Henri’s work is represented in over 200 public and private collections. He had solo exhibitions in Paris, New York, Banff, Mexico City, Toronto and Montreal. The Paris exhibition was officially opened by then-Ambassador to France, Jules Léger.
Henri freely shared his love of art, especially colour, with others, teaching classes with new Canadian immigrants and lecturing widely throughout Ontario.
Henri was a pioneer, as well, of the Artists in the Schools program in Ontario.
All this was done despite a facial disfigurement caused by a failed mastoid operation in his boyhood during WWII in the Netherlands, in which he also lost hearing in his right ear.
Soon after arriving in Canada, a plastic surgeon performed a pioneering, 8-hour operation that restored some symmetry to his face, but sadly this was undone when the original (mastoid) condition recurred in the late 1980’s and another operation was required.
But Henri, a born raconteur, was steadfast. He persevered with sharing and giving teachings despite this disability.

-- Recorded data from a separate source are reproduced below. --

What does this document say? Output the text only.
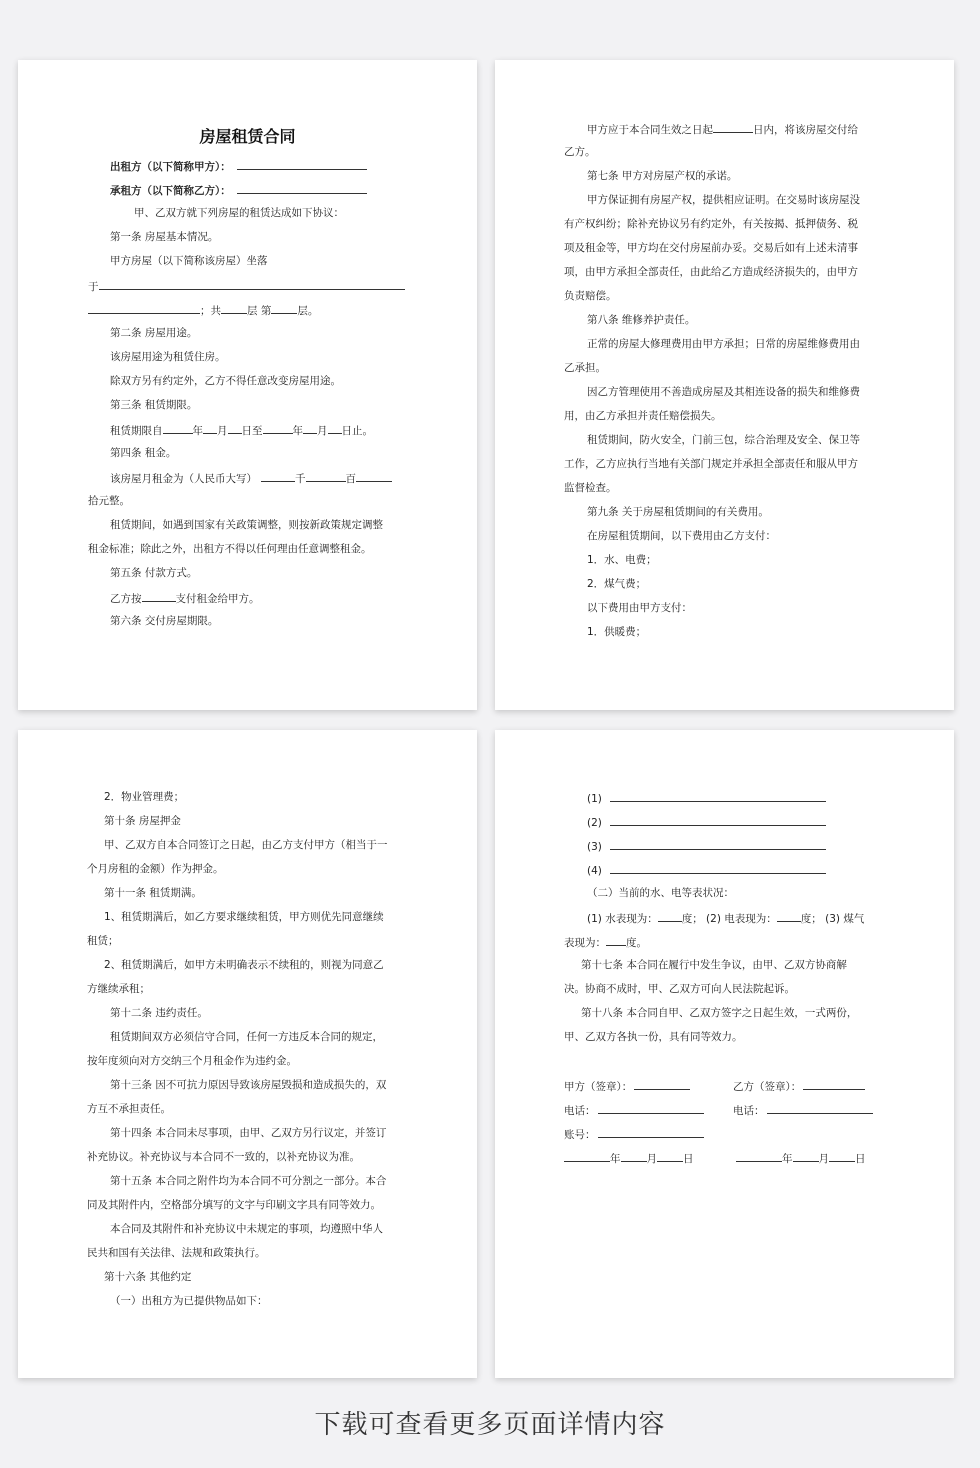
房屋租赁合同
出租方（以下简称甲方）：
承租方（以下简称乙方）：
甲、乙双方就下列房屋的租赁达成如下协议：
第一条 房屋基本情况。
甲方房屋（以下简称该房屋）坐落
于
；共 层 第 层。
第二条 房屋用途。
该房屋用途为租赁住房。
除双方另有约定外，乙方不得任意改变房屋用途。
第三条 租赁期限。
租赁期限自	年 月 日至	年 月 日止。
第四条 租金。
该房屋月租金为（人民币大写）	千	百
拾元整。
租赁期间，如遇到国家有关政策调整，则按新政策规定调整
租金标准；除此之外，出租方不得以任何理由任意调整租金。
第五条 付款方式。
乙方按	支付租金给甲方。
第六条 交付房屋期限。
甲方应于本合同生效之日起	日内，将该房屋交付给
乙方。
第七条 甲方对房屋产权的承诺。
甲方保证拥有房屋产权，提供相应证明。在交易时该房屋没
有产权纠纷；除补充协议另有约定外，有关按揭、抵押债务、税
项及租金等，甲方均在交付房屋前办妥。交易后如有上述未清事
项，由甲方承担全部责任，由此给乙方造成经济损失的，由甲方
负责赔偿。
第八条 维修养护责任。
正常的房屋大修理费用由甲方承担；日常的房屋维修费用由
乙承担。
因乙方管理使用不善造成房屋及其相连设备的损失和维修费
用，由乙方承担并责任赔偿损失。
租赁期间，防火安全，门前三包，综合治理及安全、保卫等
工作，乙方应执行当地有关部门规定并承担全部责任和服从甲方
监督检查。
第九条 关于房屋租赁期间的有关费用。
在房屋租赁期间，以下费用由乙方支付：
1．水、电费；
2．煤气费；
以下费用由甲方支付：
1．供暖费；
2．物业管理费；
第十条 房屋押金
甲、乙双方自本合同签订之日起，由乙方支付甲方（相当于一
个月房租的金额）作为押金。
第十一条 租赁期满。
1、租赁期满后，如乙方要求继续租赁，甲方则优先同意继续
租赁；
2、租赁期满后，如甲方未明确表示不续租的，则视为同意乙
方继续承租；
第十二条 违约责任。
租赁期间双方必须信守合同，任何一方违反本合同的规定，
按年度须向对方交纳三个月租金作为违约金。
第十三条 因不可抗力原因导致该房屋毁损和造成损失的，双
方互不承担责任。
第十四条 本合同未尽事项，由甲、乙双方另行议定，并签订
补充协议。补充协议与本合同不一致的，以补充协议为准。
第十五条 本合同之附件均为本合同不可分割之一部分。本合
同及其附件内，空格部分填写的文字与印刷文字具有同等效力。
本合同及其附件和补充协议中未规定的事项，均遵照中华人
民共和国有关法律、法规和政策执行。
第十六条 其他约定
（一）出租方为已提供物品如下：
(1)
(2)
(3)
(4)
（二）当前的水、电等表状况：
(1) 水表现为： 度； (2) 电表现为： 度； (3) 煤气
表现为： 度。
第十七条 本合同在履行中发生争议，由甲、乙双方协商解
决。协商不成时，甲、乙双方可向人民法院起诉。
第十八条 本合同自甲、乙双方签字之日起生效，一式两份，
甲、乙双方各执一份，具有同等效力。
甲方（签章）：	乙方（签章）：
电话：	电话：
账号：
年 月 日	年 月 日
下载可查看更多页面详情内容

In 1972 while living with Natasha in Morocco and on the island of Madeira, Henri created his opus, the “Organiverse Portfolio” – a series of 100 mandalas in pointillism, each 8.5 cm in diameter. Dot by dot, “atom by atom”.
Later, back in the Rocky Mountains 1980-85 where Natasha worked at The Banff Centre, Henri embarked on a new series in watercolour, “Spatial Rhythms” and gave a solo exhibition at the Peter Whyte Gallery.
Meanwhile the ‘Organiverse Portfolio’, took on a life of its own. In 1975 it had been made into a 35mm film and represented Canada at several international film festivals. In 2005 a limited-edition portfolio of the Organiverse was followed in 2007 by a handheld set, with each mandala on an individual card, contained in a box made from recovered west coast wood.
Henri was actively creative until the very end. Recently Organiverse took on yet another form, a digital video production of the 100 mandalas joined with poems by Rabindranath Tagore’s “Gitanjali”, produced and narrated by friend Brian W.E. Johnson.
van Bentum’s work evokes organic processes of the macrocosmic and microcosmic levels, reminding viewers “what lies above, so below”. This led NASA’s public outreach program of the Chandra X-Ray Observatory to launch an online exhibit, “Coloring Space”.
The exhibit juxtaposed images of space with a selection of Henri’s paintings. Friend and astronaut Chris Hadfield called the project “a lovely fusion of science and art”. While Chris was Commander of the International Space Station, he took along a memory stick containing all 100 mandalas.
Henri was a prolific writer and correspondent with friends around the world. Following a diagnosis of bladder cancer in 2015, Henri wrote five children’s stories, all illustrated by Arizona friend P.J. Heyliger.
He was an intrepid world traveller, having been to all seven continents. These travels were undertaken on a shoestring budget. Henri’s mode of travel ranged from foot, bicycle, donkey, camel, jeep, bus, train, freighter and passenger ship to dingy, dug-out canoe, dive boat, sailboat, to Piper Cub and helicopter.
Henri circumnavigated the globe three times in the company of his partner of 51 years, Natasha, and was a proud member of the Circumnavigators Club. He was also a snooker aficionado, a passion he continued to practice into his 90s at the Union Club, with its heritage Billiards Room, winning a trophy six years ago.
Throughout his rich and varied life, Henri continued to share and give widely. He embodied the motto of his hometown Amsterdam: “Valiant, Steadfast, Compassionate” (Heldhaftig, Vastberaden, Barmhartig).
Along with his lifelong partner, Natasha van Bentum, Henri also leaves behind step-daughter Melissa Hall Torre of New York State, daughter Maya Ehses of Haida Gwaii, step-brother Bruce G. Davis of Victoria, and in Europe, nephews W.A. Harder and Carel van Bentum.
A memorial gathering will be held mid-August in Victoria at a location to be decided.